Solarspeicher

EU will Doppelbelastung von Speichern abschaffen

Bürger und Unternehmer, die Solarstrom selbst erzeugen, verbrauchen, speichern und verkaufen, sollen künftig keine doppelten Steuern und Abgaben mehr zahlen. Das geht aus den Verhandlungen zwischen EU-Parlament, die EU-Kommission und Vertretern der Mitgliedsstaaten hervor.

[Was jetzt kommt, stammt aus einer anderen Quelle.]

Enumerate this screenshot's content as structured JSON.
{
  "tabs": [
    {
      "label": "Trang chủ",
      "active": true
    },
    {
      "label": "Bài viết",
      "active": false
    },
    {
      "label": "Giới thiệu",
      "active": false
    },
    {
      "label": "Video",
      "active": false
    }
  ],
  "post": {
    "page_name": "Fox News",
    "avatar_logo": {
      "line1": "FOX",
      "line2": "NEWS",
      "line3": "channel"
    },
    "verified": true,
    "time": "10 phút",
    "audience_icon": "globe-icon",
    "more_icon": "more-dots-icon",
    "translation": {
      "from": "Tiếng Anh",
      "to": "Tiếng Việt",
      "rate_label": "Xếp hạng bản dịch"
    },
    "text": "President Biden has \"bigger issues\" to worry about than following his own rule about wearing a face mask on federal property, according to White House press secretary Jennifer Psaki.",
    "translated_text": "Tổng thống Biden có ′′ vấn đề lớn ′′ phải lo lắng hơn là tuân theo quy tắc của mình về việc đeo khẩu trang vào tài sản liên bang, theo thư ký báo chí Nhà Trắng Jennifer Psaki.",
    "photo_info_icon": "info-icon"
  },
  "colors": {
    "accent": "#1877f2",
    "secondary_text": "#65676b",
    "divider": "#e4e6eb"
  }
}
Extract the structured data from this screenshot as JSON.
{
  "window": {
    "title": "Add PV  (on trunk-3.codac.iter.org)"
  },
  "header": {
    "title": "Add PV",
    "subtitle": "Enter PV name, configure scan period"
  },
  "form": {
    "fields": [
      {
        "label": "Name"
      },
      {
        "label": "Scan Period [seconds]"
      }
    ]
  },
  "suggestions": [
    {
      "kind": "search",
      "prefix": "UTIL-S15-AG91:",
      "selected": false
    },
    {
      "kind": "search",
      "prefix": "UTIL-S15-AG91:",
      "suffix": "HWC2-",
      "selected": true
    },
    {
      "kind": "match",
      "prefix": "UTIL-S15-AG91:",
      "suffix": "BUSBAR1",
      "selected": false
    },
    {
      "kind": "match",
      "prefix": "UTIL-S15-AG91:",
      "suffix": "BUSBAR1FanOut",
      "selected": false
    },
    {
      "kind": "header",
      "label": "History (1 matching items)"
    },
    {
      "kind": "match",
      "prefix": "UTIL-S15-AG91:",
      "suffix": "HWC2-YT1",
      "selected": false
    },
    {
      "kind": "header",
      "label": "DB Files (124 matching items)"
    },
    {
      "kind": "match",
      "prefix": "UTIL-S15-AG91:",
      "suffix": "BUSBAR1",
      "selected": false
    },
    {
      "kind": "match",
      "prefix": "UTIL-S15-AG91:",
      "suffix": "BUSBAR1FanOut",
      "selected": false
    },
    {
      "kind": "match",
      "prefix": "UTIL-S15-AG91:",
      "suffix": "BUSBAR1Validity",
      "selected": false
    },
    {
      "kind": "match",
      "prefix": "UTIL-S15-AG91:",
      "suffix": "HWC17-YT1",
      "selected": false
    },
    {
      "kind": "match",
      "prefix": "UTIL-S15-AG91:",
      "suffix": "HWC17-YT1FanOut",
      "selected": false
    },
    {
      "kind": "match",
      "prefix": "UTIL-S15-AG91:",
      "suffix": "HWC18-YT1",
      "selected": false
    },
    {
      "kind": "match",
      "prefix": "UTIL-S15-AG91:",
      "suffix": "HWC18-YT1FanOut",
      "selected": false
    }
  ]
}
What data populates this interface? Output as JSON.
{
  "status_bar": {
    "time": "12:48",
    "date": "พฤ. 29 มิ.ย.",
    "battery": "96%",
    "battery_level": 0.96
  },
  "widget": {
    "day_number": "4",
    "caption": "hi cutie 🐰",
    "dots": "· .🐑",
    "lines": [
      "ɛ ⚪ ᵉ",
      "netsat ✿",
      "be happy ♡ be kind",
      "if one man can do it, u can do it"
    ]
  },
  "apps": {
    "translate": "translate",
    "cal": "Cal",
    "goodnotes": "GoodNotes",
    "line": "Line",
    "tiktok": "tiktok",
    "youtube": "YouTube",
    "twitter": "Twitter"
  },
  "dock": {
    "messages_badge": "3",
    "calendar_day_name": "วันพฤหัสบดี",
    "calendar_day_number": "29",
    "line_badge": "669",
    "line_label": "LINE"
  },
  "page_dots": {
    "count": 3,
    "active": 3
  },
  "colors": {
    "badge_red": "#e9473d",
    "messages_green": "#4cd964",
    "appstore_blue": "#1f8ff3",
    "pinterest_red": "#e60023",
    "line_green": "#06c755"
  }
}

Die gegenwärtig teilweise noch geltende Doppelbelastung mit Steuern und Abgaben für Energiespeicher bei Netzdienstleistungen soll nach dem Willen der Europäischen Union abgeschafft werden. Dies geht aus den nun schriftlich vorliegenden Ergebnissen der Trilog-Verhandlungen zum neuen Strommarktdesign hervor, auf die sich das EU-Parlament, die EU-Kommission und die Vertreter der Mitgliedsstaaten im EU-Rat kurz vor Weihnachten geeinigt hatten.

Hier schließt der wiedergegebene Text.